Derivatives positioning

  • Over $440 million worth of crypto futures bets have been settled across all exchanges in the last 24 hours. Most were bullish long positions, indicating that traders had positioned themselves for a rally following Wednesday’s interest rate decision from the Federal Reserve.
  • BTC futures open interest (OI) has retreated to 730,000 BTC from Tuesday’s high of 742,000 BTC, indicating renewed risk aversion. The same applies to the OI of ether.
  • XRP OI is around 2.30 billion tokens, the highest level since October, surpassing the recent peak of 2.29 billion tokens. This is not necessarily bullish because both the perpetual funding rates and the 24-hour cumulative volume delta (CVD) are negative, pointing to a bearish dominance in the market.
  • Generally speaking, most of the top 25 tokens, excluding TRX and SOL, recorded a negative 24-hour CVD, a sign that the bears are aggressively attacking market orders rather than placing passive limit orders.
  • In this context, the 30-day annualized implied volatility indices for bitcoin and ether continue to indicate calm.
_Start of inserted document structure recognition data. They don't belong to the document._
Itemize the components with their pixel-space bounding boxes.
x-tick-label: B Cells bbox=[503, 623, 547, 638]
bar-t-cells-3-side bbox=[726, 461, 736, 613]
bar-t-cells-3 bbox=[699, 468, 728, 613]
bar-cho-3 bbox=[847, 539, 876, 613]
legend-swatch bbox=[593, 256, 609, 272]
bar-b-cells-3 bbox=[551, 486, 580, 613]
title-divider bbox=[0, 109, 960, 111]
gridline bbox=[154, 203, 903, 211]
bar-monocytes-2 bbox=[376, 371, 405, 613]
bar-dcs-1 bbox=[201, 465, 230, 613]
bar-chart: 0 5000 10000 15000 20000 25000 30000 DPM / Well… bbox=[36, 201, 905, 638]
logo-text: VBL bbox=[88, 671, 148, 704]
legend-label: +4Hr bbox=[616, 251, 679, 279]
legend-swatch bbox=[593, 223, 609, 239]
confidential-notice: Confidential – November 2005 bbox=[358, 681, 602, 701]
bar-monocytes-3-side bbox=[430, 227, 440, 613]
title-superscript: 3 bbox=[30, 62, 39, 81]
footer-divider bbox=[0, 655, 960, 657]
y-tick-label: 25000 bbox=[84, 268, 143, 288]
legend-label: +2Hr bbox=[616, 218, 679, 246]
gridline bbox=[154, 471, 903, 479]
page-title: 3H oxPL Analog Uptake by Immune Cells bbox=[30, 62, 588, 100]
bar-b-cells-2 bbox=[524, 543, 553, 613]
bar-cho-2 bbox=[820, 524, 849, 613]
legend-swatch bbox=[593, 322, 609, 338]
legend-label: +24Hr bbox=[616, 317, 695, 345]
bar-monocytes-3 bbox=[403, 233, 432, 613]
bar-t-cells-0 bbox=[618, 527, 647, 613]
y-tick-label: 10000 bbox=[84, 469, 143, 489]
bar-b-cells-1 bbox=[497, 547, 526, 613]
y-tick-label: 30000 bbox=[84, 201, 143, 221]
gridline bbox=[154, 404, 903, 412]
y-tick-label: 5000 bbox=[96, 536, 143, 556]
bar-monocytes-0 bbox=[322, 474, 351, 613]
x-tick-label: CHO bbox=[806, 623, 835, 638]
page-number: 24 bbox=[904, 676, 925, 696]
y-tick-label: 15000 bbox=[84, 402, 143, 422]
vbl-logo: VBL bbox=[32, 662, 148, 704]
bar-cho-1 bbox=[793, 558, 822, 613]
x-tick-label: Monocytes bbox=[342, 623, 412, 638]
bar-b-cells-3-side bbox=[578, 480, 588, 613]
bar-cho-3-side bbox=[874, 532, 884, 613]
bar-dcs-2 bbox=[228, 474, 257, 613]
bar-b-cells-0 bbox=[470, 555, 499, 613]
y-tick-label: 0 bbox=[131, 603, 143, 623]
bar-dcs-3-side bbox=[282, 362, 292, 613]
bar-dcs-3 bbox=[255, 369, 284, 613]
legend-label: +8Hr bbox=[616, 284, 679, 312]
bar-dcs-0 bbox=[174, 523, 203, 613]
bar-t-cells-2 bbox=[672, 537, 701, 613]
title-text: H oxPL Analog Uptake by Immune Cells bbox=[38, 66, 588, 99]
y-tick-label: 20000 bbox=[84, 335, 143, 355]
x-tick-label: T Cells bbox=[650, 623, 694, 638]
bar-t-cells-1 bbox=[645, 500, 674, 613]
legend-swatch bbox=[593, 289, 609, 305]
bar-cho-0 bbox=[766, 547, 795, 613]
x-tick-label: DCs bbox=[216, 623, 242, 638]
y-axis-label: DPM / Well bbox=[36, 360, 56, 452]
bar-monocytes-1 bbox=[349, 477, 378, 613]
Bitcoin’s BVIV index is around 41%, having reversed a rise from the beginning of the month to almost 59%.
  • In the options market, flows tracked by Laevitas show increased demand for puts expiring on June 21, a clear indication that traders are looking for protection against downside volatility heading into the weekend.

symbolic talk

  • Hyperliquid’s token continues to rise, but its application layer does not. HYPE is up 34% on the week and its main perpetual exchange is seeing record volume, however HyperEVM, the general-purpose layer intended to attract third-party developers, has not produced a standout application.
  • A criticism circulating in the Hyperliquid community maintains that the construction sector has stagnated, pointing to projects that have closed or lost momentum and that activity is concentrated in a few hands.
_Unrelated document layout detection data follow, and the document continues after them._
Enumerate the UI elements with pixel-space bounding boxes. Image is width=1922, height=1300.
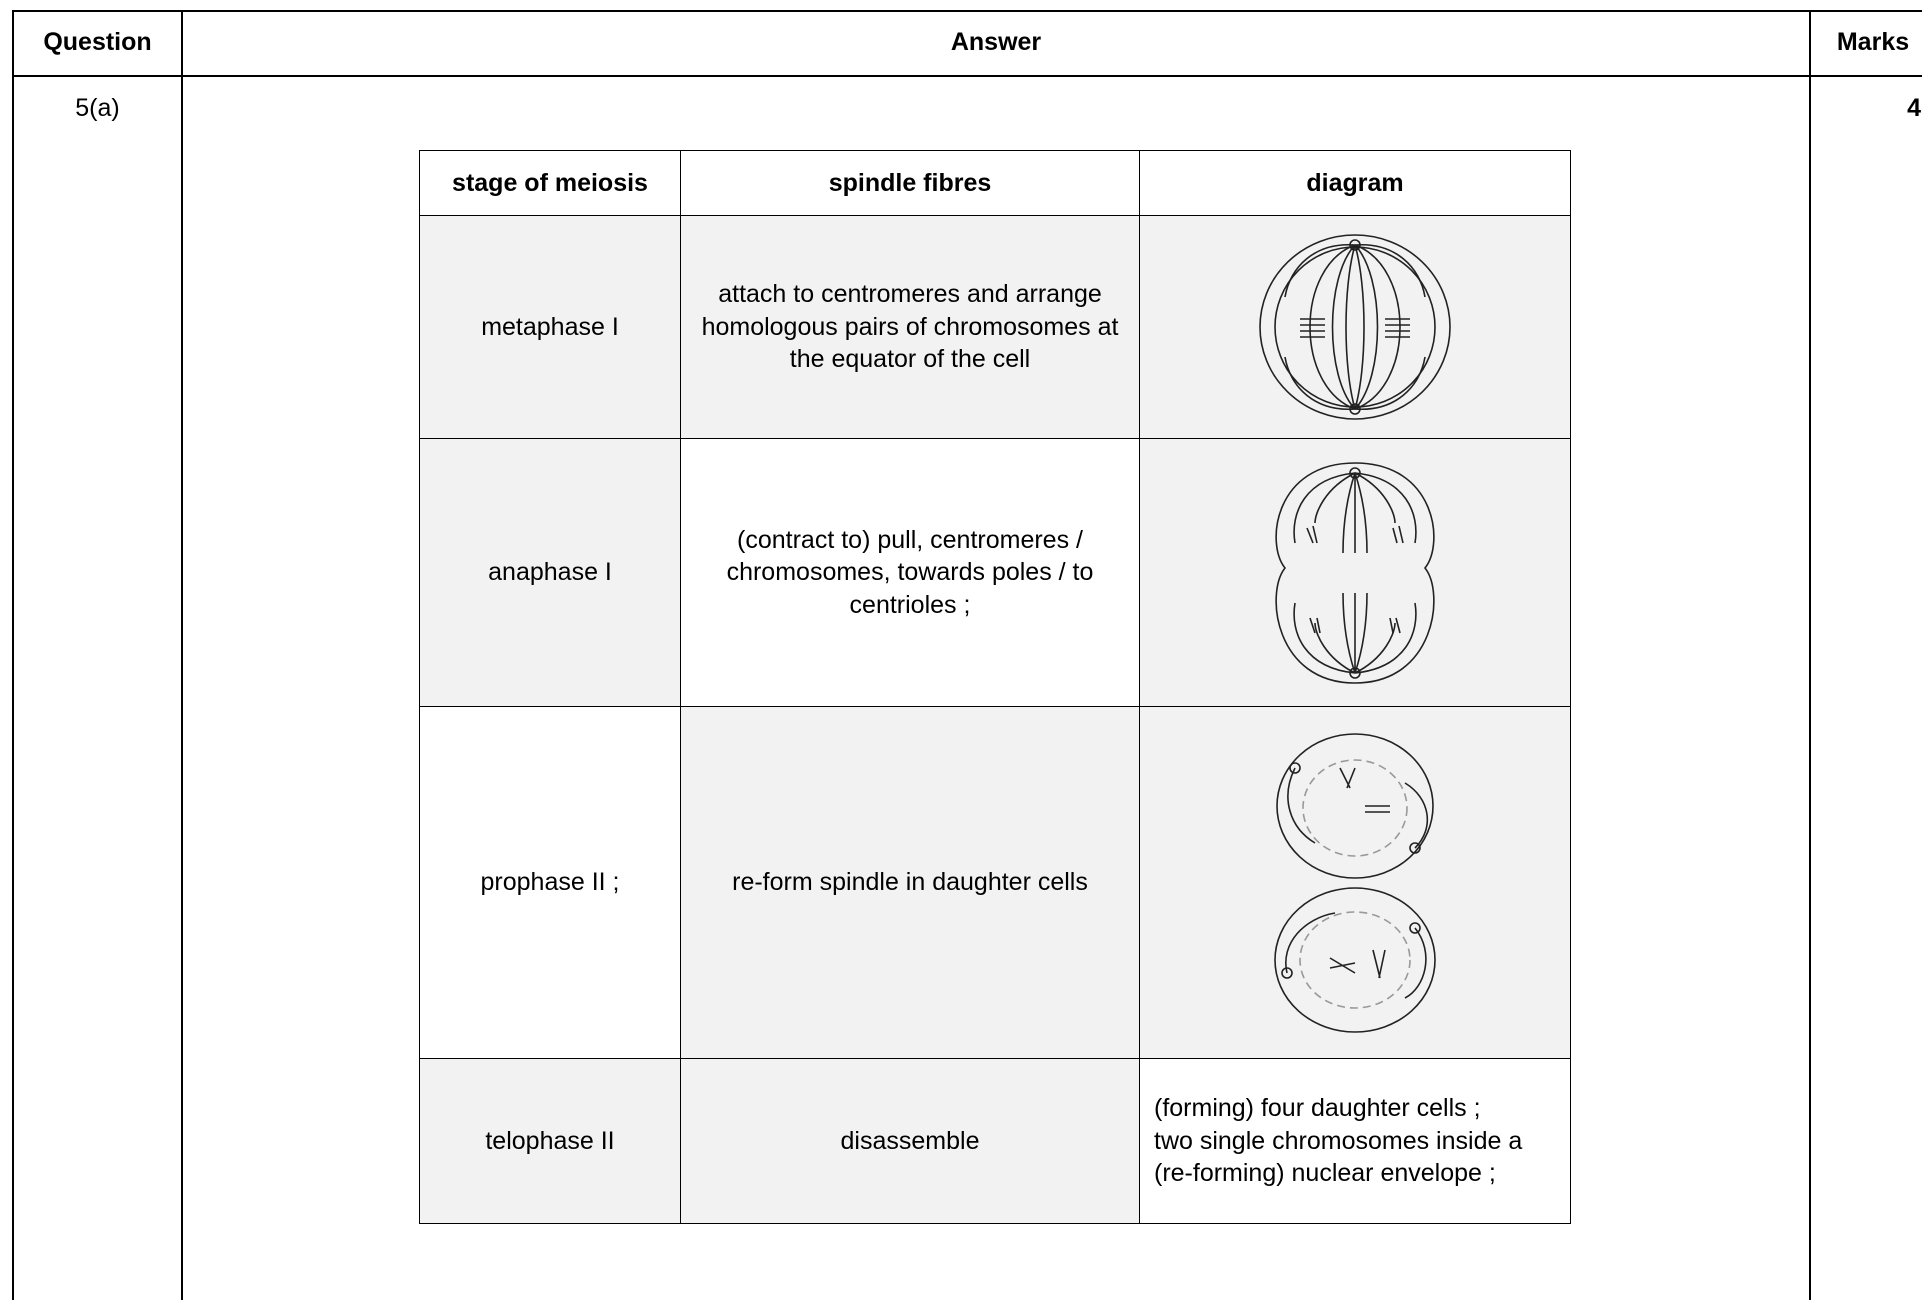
stage: anaphase I	[419, 438, 681, 707]
question-number: 5(a)	[75, 94, 120, 122]
marks: 4	[1907, 94, 1921, 122]
rule	[1809, 10, 1811, 1300]
column-header: Marks	[1836, 28, 1910, 56]
line: two single chromosomes inside a (re-form…	[1154, 1126, 1523, 1188]
stage: telophase II	[419, 1058, 681, 1224]
rule	[181, 10, 183, 1300]
column-header: Answer	[950, 28, 1042, 56]
table-header: stage of meiosis	[419, 150, 681, 216]
table-header: spindle fibres	[680, 150, 1140, 216]
metaphase-diagram	[1259, 234, 1451, 420]
anaphase-diagram	[1275, 461, 1435, 684]
rule	[12, 10, 1922, 12]
stage: prophase II ;	[419, 706, 681, 1059]
rule	[12, 75, 1922, 77]
diagram	[1139, 438, 1571, 707]
stage: metaphase I	[419, 215, 681, 439]
diagram	[1139, 706, 1571, 1059]
prophase-diagram	[1274, 732, 1436, 1033]
spindle-fibres: attach to centromeres and arrange homolo…	[680, 215, 1140, 439]
spindle-fibres: (contract to) pull, centromeres / chromo…	[680, 438, 1140, 707]
diagram-text: (forming) four daughter cells ; two sing…	[1139, 1058, 1571, 1224]
meiosis-table: stage of meiosis spindle fibres diagram …	[419, 150, 1571, 1224]
diagram	[1139, 215, 1571, 439]
column-header: Question	[43, 28, 152, 56]
table-header: diagram	[1139, 150, 1571, 216]
spindle-fibres: disassemble	[680, 1058, 1140, 1224]
rule	[12, 10, 14, 1300]
spindle-fibres: re-form spindle in daughter cells	[680, 706, 1140, 1059]
line: (forming) four daughter cells ;	[1154, 1094, 1481, 1123]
  • The data supports the gap. HyperEVM has about $1.5 billion in total value locked (TVL), the money parked in its apps, compared to more than $5 billion in daily volume on the major exchange. More than 175 teams have been deployed, but few have significant traction.
  • The traction that exists is concentrated. Unit is the lead implementer of HIP-3 markets, Hyperliquid’s permissionless system for listing perpetual startups, and Kinetiq leads liquid bets. Relying on one or two builders is risky, in case one of them backs down.
  • The disincentives seem structural. Builders are hesitant because Hyperliquid may simply build a winning idea, and an app that likely won’t reward early adopters with an airdrop and may not survive the year gives traders little reason to lock capital there.
  • The tension is that Hyperliquid says attracting builders is important to it. The token and trading engine are among the strongest in crypto, while the layer meant to expand the ecosystem has yet to find its breakthrough moment like Solana or Ethereum did.